Como última saída, Vindi resolveu roubá-lo. Se não ele da Rosa, a Rosa dele. Descobriu que, apesar de tanto amada, Rosa não era feliz. Faltava-lhe algo. Vasculhou a vida nada cor-de-rosa de Rosa, pontos fracos, medos e segredos. E armou o contra-ataque.

Quase mil quilômetros distante, o irmão de Vindi, Carvalho, recebeu a ficha completa de Rosa. Nome, endereço, telefones, senha do cartão, número do manequim, gostos, desgostos e pontos de maior tesão.

E assim, iniciou-se o bailado do Carvalho em torno da Rosa. E Rosa gostou.

Vindi fazia a ponte, vigiava os passos de Mailiw e Rosa, e Carvalho, mesmo distante, fazia-se presente a cada instante. Mandava rosas, vermelhas, claro.
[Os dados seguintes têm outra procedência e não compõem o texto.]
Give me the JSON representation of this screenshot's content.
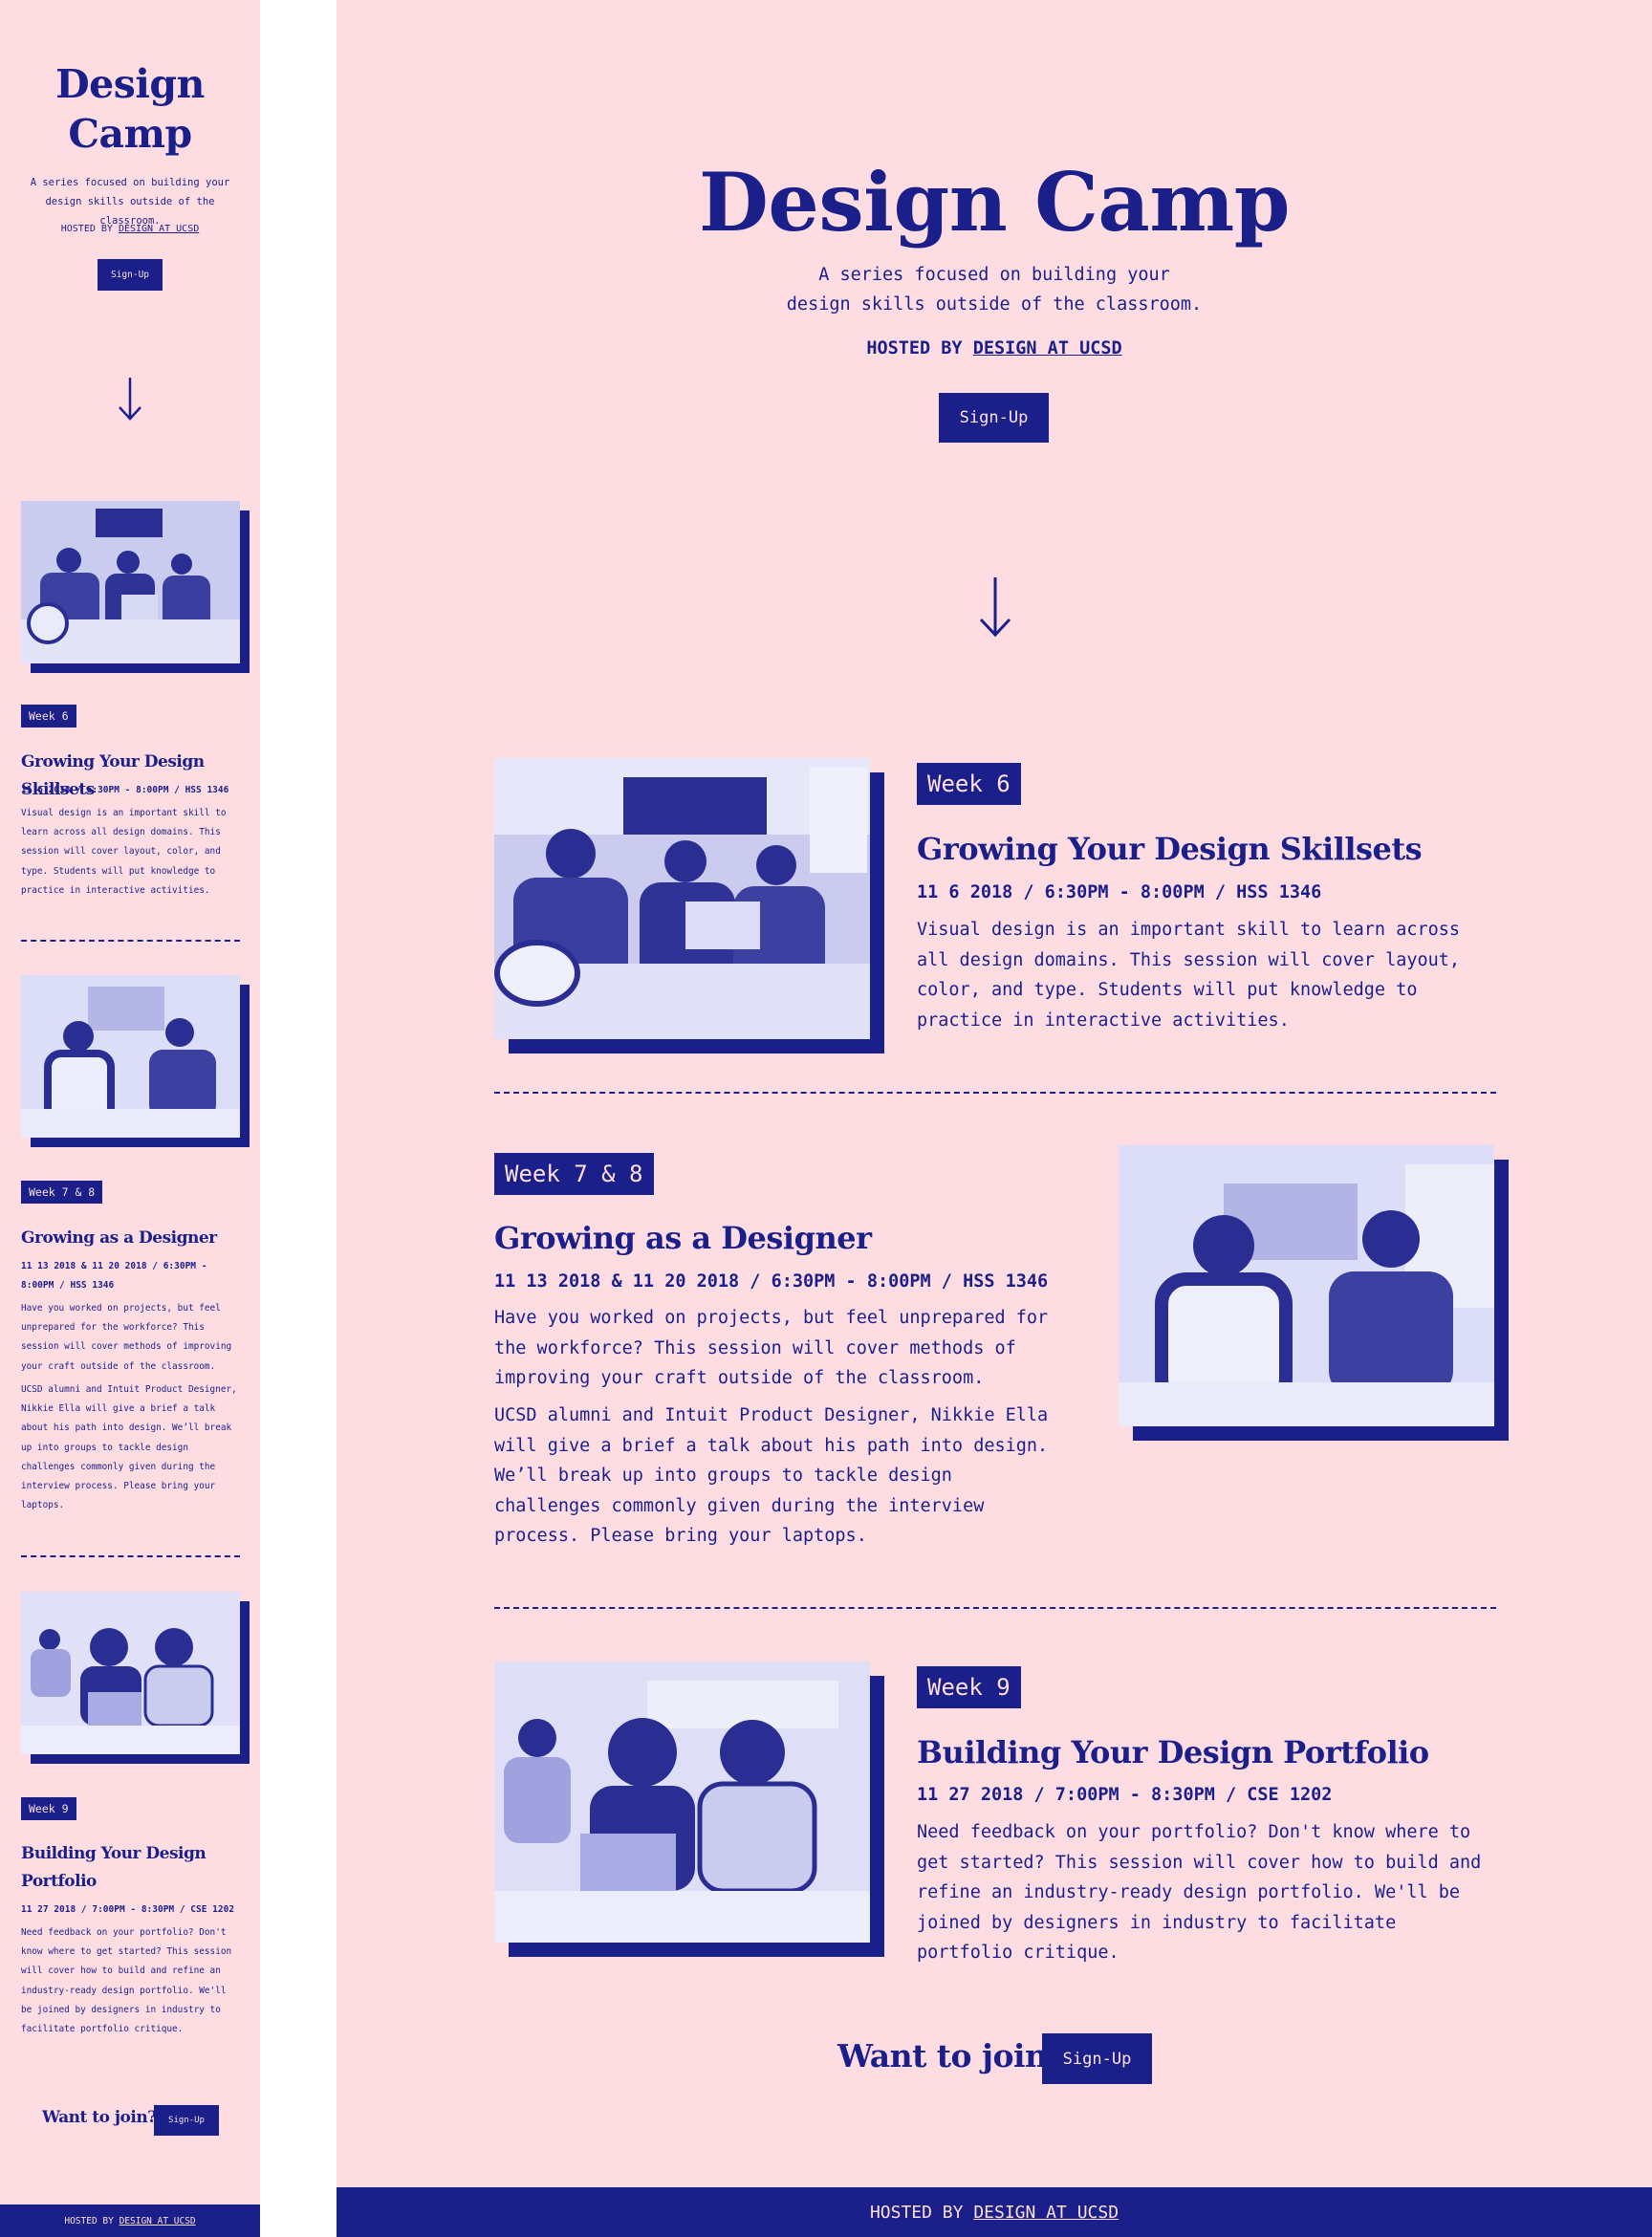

E recados de amor, de levar Rosa ao rubor. E tanto fizeram os irmãos, brincando de vingança, que a Rosa, sedenta, finalmente pôde experimentar o carvalho. E amou. E descobriu que nunca fora realmente amada.

O quatrilho da doce vingança de Vindi estava completo. Ou quase. Vindi nem assim conseguiu sair da coleção. Relutou, lutou, ameaçou. Quase foi às vias de fato.

Não se importava mais em perder marido e filhos, esquecidos no arquitetar e executar dos planos mais mirabolantes. Vindi precisava sair da coleção.

E teve, finalmente, mais uma de suas grandes idéias: escrever um conto. E contar ao mundo, mesmo que de forma cifrada, que chifrara e fora chifrada e, principalmente, que já não lhe importava mais nada, se não o amor do colecionador.

Apesar de não ser escritora, o texto ficou bom, e foi aceito pela Revista de Domingo. Lida pelos insones futebolistas, nas tardes domingueiras.

Mailiw reconheceu o nome da autora: Vindi Care. E os detalhes deram certeza: era “O colecionador”, título e personagem.

Começara sua noite de terror.

Rosa, agora branca, sobre a cama vermelho-sangue, confessara fazer parte de outra coleção.

Agora, nesta manhã chuvosa de segunda-feira, Mailiw olhava a calçada lá embaixo, enquanto vivia sua dor e sua última dúvida: vaporizava os irmãos ou pulava pela janela...


Nota do Editor: Edmundo Pacheco é jornalista, editor-chefe da TV Guairaca (afiliada Globo) Guarapuava, PR.